The Pushover curve shows that, at the first moment of analysis, the elastic stiffness of the structures is practically the same for each type of structure regardless of the kind of dissipator. However, an advantage is observed in the inelastic range when this device is included.
The capacity of the structures, in terms of shear force, when including BRB, is higher than with TADAS or SLB for this particular case.

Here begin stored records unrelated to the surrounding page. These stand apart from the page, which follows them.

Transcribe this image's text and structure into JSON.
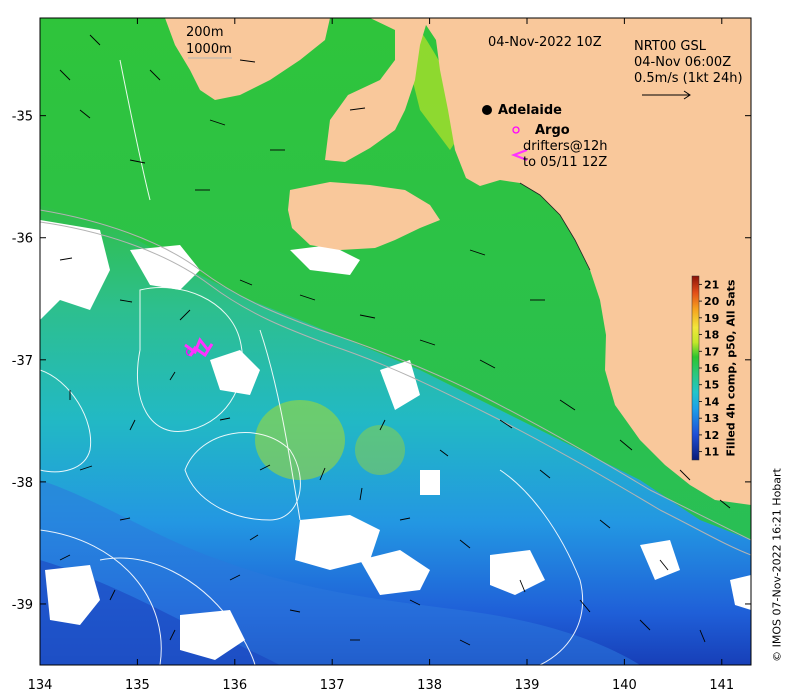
{
  "map": {
    "date_title": "04-Nov-2022 10Z",
    "isobath_legend": [
      "200m",
      "1000m"
    ],
    "current_legend": [
      "NRT00 GSL",
      "04-Nov 06:00Z",
      "0.5m/s (1kt 24h)"
    ],
    "city_label": "Adelaide",
    "argo_label": "Argo",
    "drifters_label": [
      "drifters@12h",
      "to 05/11 12Z"
    ],
    "colorbar_title": "Filled 4h comp, p50, All Sats",
    "colorbar_ticks": [
      "21",
      "20",
      "19",
      "18",
      "17",
      "16",
      "15",
      "14",
      "13",
      "12",
      "11"
    ],
    "colorbar_range": [
      10.5,
      21.5
    ],
    "x_ticks": [
      "134",
      "135",
      "136",
      "137",
      "138",
      "139",
      "140",
      "141"
    ],
    "y_ticks": [
      "-35",
      "-36",
      "-37",
      "-38",
      "-39"
    ],
    "lon_range": [
      134.0,
      141.3
    ],
    "lat_range": [
      -39.5,
      -34.2
    ],
    "credit": "© IMOS 07-Nov-2022 16:21 Hobart",
    "colors": {
      "land": "#f9c89b",
      "no_data": "#ffffff",
      "argo": "#ff00ff",
      "drifter": "#ff33ff"
    }
  }
}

Although all the dissipators increase the rigidity of the system, this increase is higher in the case of the BRB. In cases with TADAS or SLB dissipators, the increase in damping is its main advantage. The global drifts of structures, the displacement in ceiling concerning its total height, is close to 0.5% for the effective creep displacement and 2.5% for the ultimate removal. Although in reinforced concrete structures of 8 and 12 floors, this decreases to 2%.
The ASCE 7 accelerogram scaling methodology, applied over a range of periods, using weighted averages, allows maintaining the variability of the seismic hazard in the analysis for the types of structures based on the number of floors. This approach facilitates generation of seismic scenarios consistent with the analysis site, in this case corresponding to the city of Quito.
The fragility curves of the structures show that the probability of reaching and exceeding a specific damage state decreases when including energy dissipators. In addition, for 12- story facilities, lower levels of intensity are required to achieve the same probability of damage as for 8- or 4-story structures.
In the fragility curves for slight damage, it can be seen that the damage probabilities are similar regardless of the type of dissipators because in this range of intensities, the structure responds elastically, and the dissipators do not yet contribute predominantly. On the other hand, there are differences for higher damage levels depending on the dissipator type. In addition, a more significant reduction of damage probabilities is observed when dissipators are included compared to only the portal frame structure for severe or complete damage states. This is explained because the inclusion of the design in the inelastic range is more significant, and the additional damping, stiffness, and resistance of the dissipators contribute significantly to the structure.
Choosing one dissipation system over another implies a precise analysis of each project. This requires studying other variables in finances, construction, and device availability, among other aspects not considered in this article. Therefore, it is impossible to infer that one energy dissipation system is better than another because they are different structures. However, it can be concluded that the performance of the networks improve significantly by including these devices. For this reason, implementing energy dissipators in formats is recommended to contribute to the facilities’ resilience.